Взирая на сiе развратная любовь,
Любовь, мрачаща умъ, когда въ крови затлится;
590 Любовь сердецъ и душъ страданьемъ веселится,
Любовь, отъемлюща покой, разсудокъ, стыдъ,
Прiемлетъ на себя теперь Эмиринъ видъ:
Къ Осману спящему со трепетомъ приходитъ,
Отраду зрѣнiю, но сердцу скорбь наводитъ,
595 Эмира, будто бы сей жизни при концѣ,
Имѣетъ блѣдное и смутное лице;
Раздранная на ней казалася одежда;
Речетъ: моя теперь изчезла вся надежда,
Изчезла, видѣться и вмѣстѣ быть съ тобой:
600 Намъ должно жить, Османъ, весь вѣкъ въ разлукѣ злой!

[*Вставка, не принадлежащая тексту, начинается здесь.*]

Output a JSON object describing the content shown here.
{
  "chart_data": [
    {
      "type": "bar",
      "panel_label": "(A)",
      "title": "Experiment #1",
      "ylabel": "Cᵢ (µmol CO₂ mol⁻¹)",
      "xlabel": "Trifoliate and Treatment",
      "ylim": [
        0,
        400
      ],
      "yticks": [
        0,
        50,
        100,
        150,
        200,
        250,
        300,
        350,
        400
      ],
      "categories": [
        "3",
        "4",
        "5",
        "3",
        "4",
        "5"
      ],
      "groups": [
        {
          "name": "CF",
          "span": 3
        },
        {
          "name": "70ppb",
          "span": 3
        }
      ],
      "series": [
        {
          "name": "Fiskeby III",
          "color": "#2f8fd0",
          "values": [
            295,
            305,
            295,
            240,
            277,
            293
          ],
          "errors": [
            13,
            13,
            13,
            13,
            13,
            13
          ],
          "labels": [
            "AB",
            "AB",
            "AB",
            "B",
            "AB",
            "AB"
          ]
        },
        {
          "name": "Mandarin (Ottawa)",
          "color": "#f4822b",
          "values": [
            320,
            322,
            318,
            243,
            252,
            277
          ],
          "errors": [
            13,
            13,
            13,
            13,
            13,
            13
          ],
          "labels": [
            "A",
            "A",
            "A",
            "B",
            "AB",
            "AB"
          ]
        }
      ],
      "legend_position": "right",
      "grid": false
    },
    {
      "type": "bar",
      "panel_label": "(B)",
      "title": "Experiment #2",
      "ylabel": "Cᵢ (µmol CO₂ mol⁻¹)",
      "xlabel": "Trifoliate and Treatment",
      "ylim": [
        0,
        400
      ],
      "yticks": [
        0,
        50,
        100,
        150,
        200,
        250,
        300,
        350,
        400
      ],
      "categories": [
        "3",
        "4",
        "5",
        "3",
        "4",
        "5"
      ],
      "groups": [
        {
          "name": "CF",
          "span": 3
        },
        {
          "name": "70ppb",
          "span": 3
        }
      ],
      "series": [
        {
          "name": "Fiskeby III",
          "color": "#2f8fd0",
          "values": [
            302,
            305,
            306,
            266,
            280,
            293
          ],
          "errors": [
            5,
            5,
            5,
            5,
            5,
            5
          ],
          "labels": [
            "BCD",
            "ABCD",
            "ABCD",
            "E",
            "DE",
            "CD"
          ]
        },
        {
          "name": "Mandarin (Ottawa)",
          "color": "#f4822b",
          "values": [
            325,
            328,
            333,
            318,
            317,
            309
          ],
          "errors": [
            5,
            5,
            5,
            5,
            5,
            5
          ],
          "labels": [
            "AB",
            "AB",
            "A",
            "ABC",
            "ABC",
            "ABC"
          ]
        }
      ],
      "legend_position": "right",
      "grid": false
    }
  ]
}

Отчаянный она вѣщая взоръ кидала,
Главу потупила, и горько возрыдала.
Но ктожъ причиною сердечныхъ нашихъ ранъ?
Эмира говоритъ: причиной ты, Османъ!
605 Спѣши, ты можетъ быть спасти меня успѣешь,
Къ свободѣ средства ты надежныя имѣешь,
Успѣхъ получишь ты надъ слабою женой;
Рыдай предъ ней, спѣши увидѣться со мой.
Сiи слова не разъ ему твердила,
610 И взоры слезные кидая уходила.
Османъ какъ будто бы пронзенъ во грудь стрѣлой,
Трепещетъ, мучится, смущается мечтой,
Встаетъ; и се въ чертогъ Сагрунъ коварный входитъ;
Онъ взоры на него печальные возводитъ.
615 Въ вельможѣ семъ душа какъ адъ была смутна,
Къ различнымъ хитростямъ склонялася она;
Грызомый завистью, покоя не имѣетъ;
Желая людямъ зла, о бѣдствѣ ихъ жалѣетъ;
На блѣдномъ у него написано лицѣ,
620 Что мыслилъ день и нощь о Царскомъ онъ вѣнцѣ.

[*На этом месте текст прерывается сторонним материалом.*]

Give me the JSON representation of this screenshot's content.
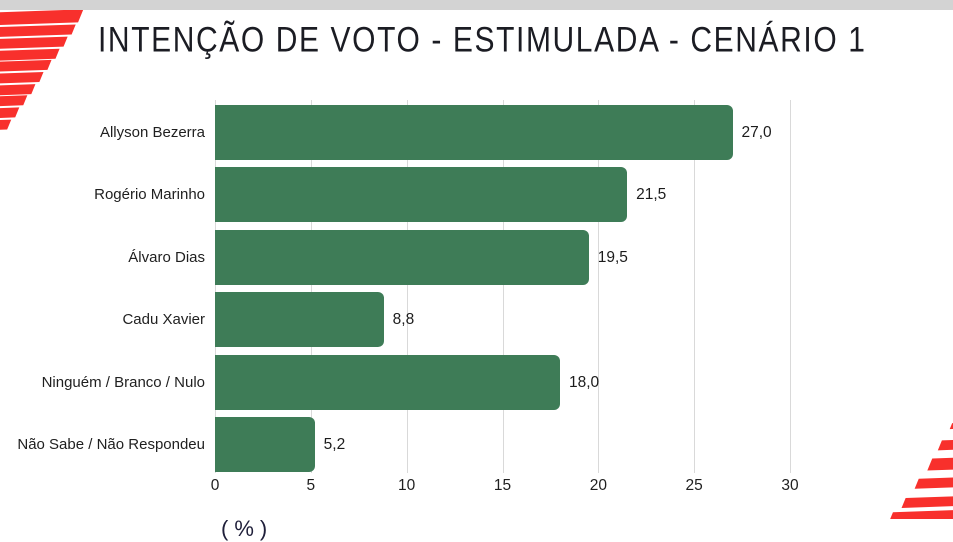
{
  "header": {
    "title": "INTENÇÃO DE VOTO - ESTIMULADA - CENÁRIO 1"
  },
  "chart_data": {
    "type": "bar",
    "orientation": "horizontal",
    "title": "INTENÇÃO DE VOTO - ESTIMULADA - CENÁRIO 1",
    "categories": [
      "Allyson Bezerra",
      "Rogério Marinho",
      "Álvaro Dias",
      "Cadu Xavier",
      "Ninguém / Branco / Nulo",
      "Não Sabe / Não Respondeu"
    ],
    "values": [
      27.0,
      21.5,
      19.5,
      8.8,
      18.0,
      5.2
    ],
    "value_labels": [
      "27,0",
      "21,5",
      "19,5",
      "8,8",
      "18,0",
      "5,2"
    ],
    "x_ticks": [
      0,
      5,
      10,
      15,
      20,
      25,
      30
    ],
    "xlim": [
      0,
      30
    ],
    "xlabel": "(%)",
    "ylabel": "",
    "grid": true,
    "legend": "none",
    "bar_color": "#3e7c57"
  },
  "footer": {
    "axis_caption": "(%)"
  },
  "colors": {
    "bar_green": "#3e7c57",
    "brand_red": "#f8302c",
    "top_strip_gray": "#d3d3d3",
    "gridline_gray": "#d9d9d9",
    "title_text": "#1b1c23",
    "label_text": "#1f1f1f",
    "background": "#ffffff"
  }
}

Нося въ груди своей намѣренiе злобно,
Хотѣлъ, какъ самъ себя, и всѣхъ смущать подобно;
И такъ Осману рекъ: о коль твой скорбенъ взоръ;
Но долго ли тебѣ такой терпѣть позоръ?
625 Таврискiй храбрый Князь въ Казанѣ узы носитъ,
О вольности своей ни думаетъ, ни проситъ;
Когда бы можетъ быть, ты слово лишь изрекъ,
Порфирою бъ себя во градѣ семъ облекъ;
Я дружества къ тебѣ во вѣки не нарушу:
630 Ты вѣдаешь мою ревнительную душу,
И вѣдаешь еще ту пламенную страсть,
Котора ввергнула тебя въ сiю напасть;
Дай нову силу ей, и подкрѣпися ею,
Сумбека сжалится надъ нѣжностью твоею;
635 Явись ея очамъ! Османъ, мечтой смущенъ,
Коварнымъ Сагруномъ былъ паче обольщенъ.
Вельможу онъ сего при щастьѣ ненавидѣлъ,
Но ввѣрилъ днесь ему мечту, котору видѣлъ,
Такъ бѣдный плаватель, въ пучинѣ жизнь губя,
640 За все хватается, что видитъ вкругъ себя.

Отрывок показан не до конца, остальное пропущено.